Let's say theta equals 1. Now instead of just nudging \( \theta \) (theta) to the right to get \( \theta + \epsilon \) (theta + epsilon), we're going to nudge it to the right and nudge it to the left to get \( \theta - \epsilon \) (theta + epsilon), as was \( \theta + \epsilon \) (theta + epsilon).

Plotting the values we get below figure:

It turns out that rather than taking this little triangle and computing the height over the width, you can get a much better estimate of the gradient if you take the below estimation.

So for technical reasons which we won't go into, the height over width of this bigger green triangle gives you a much better approximation to the derivative at theta.

So rather than a one sided difference, you're taking a two sided difference.

So let's work out the math. For the bigger triangle shown, the height divided by the width is given by below formula:

\( \frac{f(\theta + \epsilon) + f(\theta - \epsilon)}{2 * \epsilon} \)

And this should hopefully be close to \( g(\theta) \). So plug in the values, remember \( f(\theta) = \theta^3 \).

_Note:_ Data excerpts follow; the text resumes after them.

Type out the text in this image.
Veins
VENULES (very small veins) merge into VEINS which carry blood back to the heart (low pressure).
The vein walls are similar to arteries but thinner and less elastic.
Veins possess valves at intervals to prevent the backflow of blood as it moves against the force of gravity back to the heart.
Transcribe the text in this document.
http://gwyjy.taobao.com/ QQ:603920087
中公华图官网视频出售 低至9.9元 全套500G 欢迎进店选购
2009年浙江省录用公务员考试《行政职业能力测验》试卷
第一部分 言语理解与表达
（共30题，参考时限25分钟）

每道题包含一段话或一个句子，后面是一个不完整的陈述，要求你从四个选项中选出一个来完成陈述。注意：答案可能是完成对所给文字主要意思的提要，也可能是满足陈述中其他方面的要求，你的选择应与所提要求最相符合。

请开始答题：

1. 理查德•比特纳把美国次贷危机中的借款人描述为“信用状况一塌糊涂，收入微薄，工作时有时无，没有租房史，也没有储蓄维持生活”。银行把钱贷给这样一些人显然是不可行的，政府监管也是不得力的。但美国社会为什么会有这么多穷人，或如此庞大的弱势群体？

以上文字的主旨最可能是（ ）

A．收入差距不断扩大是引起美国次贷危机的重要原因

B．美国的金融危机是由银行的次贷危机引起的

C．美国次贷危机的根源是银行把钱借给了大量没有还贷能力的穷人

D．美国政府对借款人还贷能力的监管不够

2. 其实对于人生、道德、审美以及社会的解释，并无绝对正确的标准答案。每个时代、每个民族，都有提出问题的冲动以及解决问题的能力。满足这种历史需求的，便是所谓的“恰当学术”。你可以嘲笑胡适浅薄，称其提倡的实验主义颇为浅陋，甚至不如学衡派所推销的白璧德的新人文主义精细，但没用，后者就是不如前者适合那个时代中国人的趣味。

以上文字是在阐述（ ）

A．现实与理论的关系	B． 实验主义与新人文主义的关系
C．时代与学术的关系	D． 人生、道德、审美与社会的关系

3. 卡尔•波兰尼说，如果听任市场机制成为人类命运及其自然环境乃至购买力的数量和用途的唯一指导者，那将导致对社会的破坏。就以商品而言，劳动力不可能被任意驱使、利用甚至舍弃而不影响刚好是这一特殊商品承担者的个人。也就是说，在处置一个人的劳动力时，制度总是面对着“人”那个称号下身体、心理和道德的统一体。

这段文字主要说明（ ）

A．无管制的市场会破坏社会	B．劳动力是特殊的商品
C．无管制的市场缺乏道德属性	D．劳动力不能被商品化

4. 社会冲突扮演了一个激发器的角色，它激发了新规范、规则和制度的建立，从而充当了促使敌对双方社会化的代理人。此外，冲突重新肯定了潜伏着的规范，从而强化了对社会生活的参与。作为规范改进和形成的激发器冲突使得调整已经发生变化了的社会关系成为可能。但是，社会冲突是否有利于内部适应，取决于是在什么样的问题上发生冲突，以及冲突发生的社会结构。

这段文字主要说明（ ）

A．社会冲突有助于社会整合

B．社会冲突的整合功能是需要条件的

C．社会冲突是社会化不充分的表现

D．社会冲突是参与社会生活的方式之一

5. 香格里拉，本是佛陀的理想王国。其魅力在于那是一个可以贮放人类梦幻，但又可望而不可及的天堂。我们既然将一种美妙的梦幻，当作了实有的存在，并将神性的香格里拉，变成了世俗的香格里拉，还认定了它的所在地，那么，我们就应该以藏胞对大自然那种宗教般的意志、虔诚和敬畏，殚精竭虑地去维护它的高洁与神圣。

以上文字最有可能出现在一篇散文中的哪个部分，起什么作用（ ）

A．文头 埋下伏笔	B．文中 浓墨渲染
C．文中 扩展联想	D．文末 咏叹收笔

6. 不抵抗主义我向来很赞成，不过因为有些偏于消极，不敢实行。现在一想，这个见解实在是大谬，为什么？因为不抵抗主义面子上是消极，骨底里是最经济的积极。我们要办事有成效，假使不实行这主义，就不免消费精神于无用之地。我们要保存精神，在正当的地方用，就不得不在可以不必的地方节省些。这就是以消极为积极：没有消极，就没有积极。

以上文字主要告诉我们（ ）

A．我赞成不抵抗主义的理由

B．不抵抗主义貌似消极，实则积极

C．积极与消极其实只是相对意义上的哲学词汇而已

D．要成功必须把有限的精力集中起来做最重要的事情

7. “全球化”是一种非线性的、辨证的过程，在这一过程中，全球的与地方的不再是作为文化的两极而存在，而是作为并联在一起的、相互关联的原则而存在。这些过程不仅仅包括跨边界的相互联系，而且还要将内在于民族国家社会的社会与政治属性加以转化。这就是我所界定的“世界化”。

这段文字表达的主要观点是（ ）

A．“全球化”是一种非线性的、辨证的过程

\( \frac{f(\theta + \epsilon) + f(\theta - \epsilon)}{2 * \epsilon} \sim g(\theta) \\ \frac{(1.01)^3 - (0.99)^3}{2 * (0.01)}\\ = 3.0001 \\ g(\theta) = 3(\theta)^2 = 3\\ 3.0001 \sim 3 \)

The approximate error is 0.0001

So you've seen how by taking a two sided difference, you can numerically verify whether or not a function g, g of theta that someone else gives you is a correct implementation of the derivative of a function f.

Let's now see how we can use this to verify whether or not your back propagation implementation is correct or if there might be a bug in there that you need to go and ease out

Gradient checking is a technique that's helped save tons of time, and helped find bugs in implementations of back propagation many times.

Let's see how you could use it too to debug, or to verify that your implementation and back process correct.

So your new network will have some sort of parameters, \( W^{[1]}, W^{[2]},, ... , W^{[L]} \) AND \( b^{[1]}, b^{[2]},, ... , b^{[L]} \).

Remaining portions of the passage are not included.